Dunque è sempre meno probabile – di ora in ora – che il portafoglio agli Affari economici nella nuova Commissione Ue di Bruxelles vada a Paolo Gentiloni, appena nominato commissario Ue. Per la verità un quotidiano come il Corriere della Sera l’aveva data per certa sull’onda del giuramento del governo Conte-2 e del primo Consiglio dei ministri. Ma già nella mattina di venerdì, quando l’ex premier italiano ha incontrato la presidente Ursula von der Leyen (posta da Romano Prodi a santa patrona della nuova maggioranza giallorossa) il Financial Times avanzava una previsione molto secca: il commissario italiano sarebbe stato collocato all’Antitrust, retto negli anni 90 dal futuro premier tecnico Mario Monti.



Trascorse altre ventiquattr’ore, anche la prestigiosa ipotesi Concorrenza non è più apparsa attendibile: nel complicato puzzle multidimensionale che von der Leyen sta componendo sotto lo sguardo vigile di Parigi e Berlino – fra nazionalità, appartenenza politica, gender, curriculum – per Gentiloni potrebbero aprirsi le porte del commissariato all’Industria: lo stesso gestito da Antonio Tajani (Fi-Ppe) prima che – nel 2014 – Federica Mogherini fosse destinata dal governo Renzi alla poltrona di Alto commissario per la politica estera e la sicurezza (alla Farnesina fu sostituita proprio da Gentiloni, che poi subentrò a Renzi a Palazzo Chigi).



Il fake più grave prodotto dalla comunicazione del Conte-2 (ma forse già anche dall’ultimo Conte-1) su questo versante sembra però un altro: l’aver sempre minimizzato che l’Italia avrebbe rinunciato – o più verosimilmente le è stato negato a priori – a una delle due nuove poltrone di “vicepresidente esecutivo” della von der Leyen. Esse formeranno di fatto una nuova troika esecutiva a Bruxelles. E di esse, una sembra destinata alla liberaldemocratica danese Margrethe Vestager (in quota Macron), la quale eserciterà quindi certamente una sorveglianza-filtro su Gentiloni qualora andasse all’Antitrust.

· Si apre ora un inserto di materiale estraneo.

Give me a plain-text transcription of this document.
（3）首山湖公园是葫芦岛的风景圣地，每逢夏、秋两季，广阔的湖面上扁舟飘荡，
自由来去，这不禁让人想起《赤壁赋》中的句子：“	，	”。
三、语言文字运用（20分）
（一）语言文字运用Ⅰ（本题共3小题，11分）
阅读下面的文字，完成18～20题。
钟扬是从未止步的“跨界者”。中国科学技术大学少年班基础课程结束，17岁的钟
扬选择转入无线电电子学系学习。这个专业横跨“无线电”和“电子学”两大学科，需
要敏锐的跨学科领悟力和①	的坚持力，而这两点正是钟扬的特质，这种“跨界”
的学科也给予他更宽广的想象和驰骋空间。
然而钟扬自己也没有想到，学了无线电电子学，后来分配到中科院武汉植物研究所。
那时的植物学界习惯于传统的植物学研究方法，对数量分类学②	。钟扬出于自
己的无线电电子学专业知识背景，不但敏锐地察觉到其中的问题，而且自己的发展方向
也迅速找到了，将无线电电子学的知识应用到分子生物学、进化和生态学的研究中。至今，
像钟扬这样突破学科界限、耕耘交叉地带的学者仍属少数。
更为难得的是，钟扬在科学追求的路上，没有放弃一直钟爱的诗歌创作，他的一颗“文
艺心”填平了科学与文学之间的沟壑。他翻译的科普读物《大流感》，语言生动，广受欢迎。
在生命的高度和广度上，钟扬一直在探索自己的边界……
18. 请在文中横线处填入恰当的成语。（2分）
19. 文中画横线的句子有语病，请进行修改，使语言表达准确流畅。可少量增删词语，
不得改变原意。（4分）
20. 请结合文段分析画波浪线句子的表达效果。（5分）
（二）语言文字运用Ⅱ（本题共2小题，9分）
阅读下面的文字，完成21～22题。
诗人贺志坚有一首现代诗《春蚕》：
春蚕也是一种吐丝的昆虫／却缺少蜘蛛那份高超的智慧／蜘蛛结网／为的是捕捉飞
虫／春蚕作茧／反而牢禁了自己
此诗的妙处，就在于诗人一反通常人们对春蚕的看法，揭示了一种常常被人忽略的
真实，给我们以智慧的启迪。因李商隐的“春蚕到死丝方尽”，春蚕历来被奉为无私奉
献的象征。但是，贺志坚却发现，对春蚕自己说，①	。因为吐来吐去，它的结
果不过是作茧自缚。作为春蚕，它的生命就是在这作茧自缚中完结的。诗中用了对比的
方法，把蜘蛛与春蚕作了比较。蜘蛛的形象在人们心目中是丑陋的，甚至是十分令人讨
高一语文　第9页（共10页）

Quest’ultimo è stato gestito negli ultimi cinque anni dalla stessa Vestager; con estrema rigidità verso le banche italiane; e comunque i mega-dossier annunciati per i prossimi anni (a cominciare da quelli riguardanti le big tech statunitensi) voleranno troppo in alto perché il tranquillo politico italiano possa pensare di incidere. Tanto che, nelle ultime ore, ha preso quota la suggestione francese di Sylvie Goulard: neo-nominata dall’Eliseo e proprio domenica scorsa “in campagna” a Ventotene assieme a Prodi – ex presidente della Commissione di cui la banchiera francese è stata consigliere – e Monti, ex capo della Concorrenza.

La seconda poltrona di “n. 2” esecutivo andrebbe invece al socialdemocratico olandese Frans Timmermans, primo vice di Jean-Claude Juncker e candidato iniziale di Angela Merkel al vertice della nuova commissione. È sulla carta compagno di famiglia politica di Gentiloni, ma è anzitutto un esponente di quell’eurocrazia del Benelux che di fatto è padrona di casa a Bruxelles e notoriamente anti-italiana.

Non sarà certo il premier italiano fresco di ribaltone ad avere voce in capitolo sulle scelte finali di von der Leyen, Macron e Merkel. E in fondo è già quasi dimenticata una bugia quasi veniale fra tante per abbagliare gli osservatori interni della nascita del governo M5s-Pd-Leu. Prima che un sondaggio Ipos confermasse che il governo che piace alla Ue (ma non al punto da dare a Gentiloni un incarico che l’Italia meriterebbe) non piace invece agli italiani.